Following 24 h of exposure, cells were washed once with 0.5 mL phosphate-buffered saline (PBS), dissociated using 150 µL Trypsin (3 min incubation, 37 °C, 95% humidity, 5% CO2), and resuspended in 0.5–1 mL of fresh phenol red-free cell culture medium (depending on cell density as assessed via phase contrast at the time of harvest). A total of 10 µL of cell suspension from control or exposed samples was combined with 10 µL of 0.4% Trypan Blue dye and incubated at room temperature for 5–10 min before manual cell counting on a hemocytometer. The relative survival was calculated using Equation (1).
Relative survival = (exposed viable cell count [white]/control viable cell count [white]) × 100

4.6. LysoTracker Red DND-99 Staining

To assess the integrity of acidic vesicles, LysoTracker Red DND-99 staining was used. After 24 h of exposure, the media was removed and FE1 cells were washed with 1 mL fresh, prewarmed phenol red-free media. Next, fresh phenol red-free media complemented with 60 nM LysoTracker Red DND-99 was added to each well, and the plates were incubated under light occlusion for 1 h. The plates were washed with 1 mL of fresh media and with 1 mL of PBS. Cells were fixed with 4% formalin in PBS for 11 min, washed 3 times with fresh PBS, and mounted onto slides for analysis using ProLong™ Glass Antifade Mountant with NucBlue™ counterstain. Slides were allowed to cure for 24 h at room temperature in the dark before storage in the dark at 4 °C for analysis.

4.7. Bafilomycin A1 Dose Range Finding

A dose range finding study was carried out to identify the appropriate concentration of BafA1 to achieve the desired inhibition of lysosomal acidification in FE1 cells without causing overt toxicity.

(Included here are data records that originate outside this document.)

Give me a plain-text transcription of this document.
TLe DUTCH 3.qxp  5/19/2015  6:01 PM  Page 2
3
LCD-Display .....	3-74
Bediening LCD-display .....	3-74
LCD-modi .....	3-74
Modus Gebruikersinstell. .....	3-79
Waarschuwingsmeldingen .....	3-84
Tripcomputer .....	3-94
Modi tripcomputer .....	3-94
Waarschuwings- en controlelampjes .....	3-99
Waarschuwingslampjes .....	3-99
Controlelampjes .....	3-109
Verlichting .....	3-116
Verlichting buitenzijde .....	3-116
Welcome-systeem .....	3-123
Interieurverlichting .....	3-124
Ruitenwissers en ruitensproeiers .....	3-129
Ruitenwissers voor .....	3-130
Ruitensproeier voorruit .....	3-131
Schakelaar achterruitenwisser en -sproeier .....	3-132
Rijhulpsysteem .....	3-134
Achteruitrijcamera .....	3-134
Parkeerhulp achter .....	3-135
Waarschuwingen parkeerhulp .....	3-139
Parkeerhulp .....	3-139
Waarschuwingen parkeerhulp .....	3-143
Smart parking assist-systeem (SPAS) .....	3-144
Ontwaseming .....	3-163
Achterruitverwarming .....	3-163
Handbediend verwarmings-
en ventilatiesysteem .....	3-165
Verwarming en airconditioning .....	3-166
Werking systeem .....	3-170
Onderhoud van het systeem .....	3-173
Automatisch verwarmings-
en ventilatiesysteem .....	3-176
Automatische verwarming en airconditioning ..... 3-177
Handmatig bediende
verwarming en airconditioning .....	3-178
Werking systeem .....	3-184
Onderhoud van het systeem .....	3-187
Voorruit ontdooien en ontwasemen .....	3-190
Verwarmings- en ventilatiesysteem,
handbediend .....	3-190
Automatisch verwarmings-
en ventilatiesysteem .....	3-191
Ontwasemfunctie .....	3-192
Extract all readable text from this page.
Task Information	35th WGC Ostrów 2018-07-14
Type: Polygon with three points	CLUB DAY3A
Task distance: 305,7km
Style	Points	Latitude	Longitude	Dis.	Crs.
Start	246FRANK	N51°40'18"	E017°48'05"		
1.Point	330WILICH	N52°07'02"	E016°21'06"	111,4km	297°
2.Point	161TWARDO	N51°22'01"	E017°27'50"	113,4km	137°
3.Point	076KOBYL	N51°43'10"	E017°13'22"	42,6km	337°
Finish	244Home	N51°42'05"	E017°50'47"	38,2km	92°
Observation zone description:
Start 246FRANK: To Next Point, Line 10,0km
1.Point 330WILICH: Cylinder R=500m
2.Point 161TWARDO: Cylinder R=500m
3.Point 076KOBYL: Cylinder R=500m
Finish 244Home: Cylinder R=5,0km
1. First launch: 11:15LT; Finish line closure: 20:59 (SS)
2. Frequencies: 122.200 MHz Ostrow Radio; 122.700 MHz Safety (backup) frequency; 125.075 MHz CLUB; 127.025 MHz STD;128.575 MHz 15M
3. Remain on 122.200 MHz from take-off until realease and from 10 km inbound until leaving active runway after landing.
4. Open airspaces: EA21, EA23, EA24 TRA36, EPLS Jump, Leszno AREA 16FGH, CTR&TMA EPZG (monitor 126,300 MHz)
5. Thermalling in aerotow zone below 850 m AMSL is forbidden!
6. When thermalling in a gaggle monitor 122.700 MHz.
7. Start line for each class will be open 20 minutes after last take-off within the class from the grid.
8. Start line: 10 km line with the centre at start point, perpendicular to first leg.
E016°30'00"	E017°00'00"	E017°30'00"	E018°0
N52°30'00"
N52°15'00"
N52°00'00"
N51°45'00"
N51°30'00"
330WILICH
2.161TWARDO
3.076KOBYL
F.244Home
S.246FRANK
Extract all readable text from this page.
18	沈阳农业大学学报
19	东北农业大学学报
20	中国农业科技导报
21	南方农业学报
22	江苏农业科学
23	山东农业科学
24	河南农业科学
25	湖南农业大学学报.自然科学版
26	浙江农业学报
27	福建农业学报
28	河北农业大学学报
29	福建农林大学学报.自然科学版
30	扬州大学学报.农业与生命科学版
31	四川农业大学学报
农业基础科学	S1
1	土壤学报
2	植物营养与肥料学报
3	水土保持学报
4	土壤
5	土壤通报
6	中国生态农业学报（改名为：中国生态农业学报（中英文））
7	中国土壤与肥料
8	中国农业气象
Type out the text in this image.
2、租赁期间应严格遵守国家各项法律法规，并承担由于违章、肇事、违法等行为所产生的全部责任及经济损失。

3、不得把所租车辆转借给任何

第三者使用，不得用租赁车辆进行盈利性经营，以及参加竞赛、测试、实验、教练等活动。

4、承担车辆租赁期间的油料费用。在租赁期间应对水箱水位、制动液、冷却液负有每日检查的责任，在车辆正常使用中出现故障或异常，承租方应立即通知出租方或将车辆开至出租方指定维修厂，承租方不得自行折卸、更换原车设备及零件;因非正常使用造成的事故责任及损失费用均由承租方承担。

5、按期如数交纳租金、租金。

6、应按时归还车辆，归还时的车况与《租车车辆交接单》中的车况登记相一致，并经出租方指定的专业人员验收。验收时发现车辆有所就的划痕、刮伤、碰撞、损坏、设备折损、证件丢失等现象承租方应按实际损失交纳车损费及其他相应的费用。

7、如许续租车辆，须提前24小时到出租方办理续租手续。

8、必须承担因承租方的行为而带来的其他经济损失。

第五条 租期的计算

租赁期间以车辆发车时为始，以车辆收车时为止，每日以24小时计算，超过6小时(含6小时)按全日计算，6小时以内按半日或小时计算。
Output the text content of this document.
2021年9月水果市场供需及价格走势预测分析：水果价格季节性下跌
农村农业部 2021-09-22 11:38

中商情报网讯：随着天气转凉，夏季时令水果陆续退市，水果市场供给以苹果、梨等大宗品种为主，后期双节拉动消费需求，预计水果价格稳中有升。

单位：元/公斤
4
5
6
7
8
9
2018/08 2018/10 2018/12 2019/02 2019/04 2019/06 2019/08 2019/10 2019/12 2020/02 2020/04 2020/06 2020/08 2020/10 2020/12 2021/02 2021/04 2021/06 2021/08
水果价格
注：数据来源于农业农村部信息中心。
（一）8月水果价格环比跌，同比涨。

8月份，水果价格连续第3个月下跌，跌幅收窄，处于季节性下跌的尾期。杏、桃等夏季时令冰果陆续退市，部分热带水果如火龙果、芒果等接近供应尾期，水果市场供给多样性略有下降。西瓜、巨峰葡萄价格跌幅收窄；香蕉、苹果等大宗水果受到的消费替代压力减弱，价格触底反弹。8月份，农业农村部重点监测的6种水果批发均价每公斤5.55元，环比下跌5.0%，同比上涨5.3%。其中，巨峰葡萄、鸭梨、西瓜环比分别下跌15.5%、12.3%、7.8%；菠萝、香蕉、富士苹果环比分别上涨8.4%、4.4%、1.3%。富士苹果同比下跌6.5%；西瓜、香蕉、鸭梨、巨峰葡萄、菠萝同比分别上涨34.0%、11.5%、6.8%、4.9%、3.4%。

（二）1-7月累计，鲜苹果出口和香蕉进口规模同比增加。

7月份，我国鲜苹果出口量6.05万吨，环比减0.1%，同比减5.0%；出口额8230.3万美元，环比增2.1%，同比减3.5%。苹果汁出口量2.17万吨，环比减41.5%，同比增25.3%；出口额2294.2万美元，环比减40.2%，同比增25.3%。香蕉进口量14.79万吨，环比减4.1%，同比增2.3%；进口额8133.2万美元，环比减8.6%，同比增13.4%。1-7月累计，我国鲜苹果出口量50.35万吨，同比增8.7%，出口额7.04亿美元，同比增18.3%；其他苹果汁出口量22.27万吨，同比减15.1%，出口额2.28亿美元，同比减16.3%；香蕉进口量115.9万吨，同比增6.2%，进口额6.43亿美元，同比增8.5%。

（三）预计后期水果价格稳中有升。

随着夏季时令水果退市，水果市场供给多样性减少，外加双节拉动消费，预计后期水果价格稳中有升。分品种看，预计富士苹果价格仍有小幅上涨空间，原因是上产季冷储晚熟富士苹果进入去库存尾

Cells were seeded for Trypan Blue exclusion staining, as described in Section 4.4, and were exposed to 1.8 mL of 1–200 nM BafA1 in fully supplemented phenol red-free cell culture medium for 24 h. Cells exposed to medium only or medium containing 0.625% DMSO were used as negative controls. Trypan Blue analysis was carried out as described in Section 4.5, with one biological replicate assessed for each concentration in technical duplicates.
In parallel, cells were seeded for imaging analysis as described in Section 4.4, and acidic vesicles were labelled as described in Section 4.6 with LysoTracker Red following 24 h exposure to 1–25 nM BafA1. Cells treated with 0.02% DMSO served as a solvent control.

4.8. Bafilomycin A1 Nanomaterial Co-Exposures and Viability Analysis

To determine the impact of inhibition of vesicular acidification on acute MONP cellular toxicity, FE1 cells were seeded for Trypan Blue exclusion analysis as described in Section 4.4 and co-exposed to 25 µg/mL CuO NPs, 50 µg/mL NiO NPs, 50 µg/mL Al2O3 NPs, or 100 µg/mL TiO2 NPs with or without 5 nM BafA1 for 24 h. The concentrations of MONPs chosen for exposure have been shown to result in reductions in relative survival at 24 h in FE1 cells [7]. A concentration of 54 µg/mL CuCl2 (equivalent to dissolved copper concentration from 25 µg/mL CuO NPs) was utilized to represent fully dissolved copper metal. Furthermore, a concentration of 100 µg/mL Mitsui-7 MWCNTs was utilized as a non-metal oxide non-particle contrast for comparison. This concentration induced a pronounced transcriptional response in FE1 cells and represents the highest concentration tested in vitro [51]. In each experiment, a blank media control and a DMSO solvent control were included. All particles were sonicated according to Section 4.3 (Table 4).
Following exposure, Trypan Blue exclusion staining was conducted according to Section 4.5. For each condition, 2 technical and 3 biological replicates were conducted. Significant differences in relative survival (using the density of viable cells measured as cells/cm2) were compared in R, with the ‘multcomp’ package, using a one-way ANOVA with Tukey’s post hoc in the case of significant results. Normality and variance structure were confirmed for each sample set using the Shapiro–Wilk and Levene tests, respectively, prior to ANOVA computation.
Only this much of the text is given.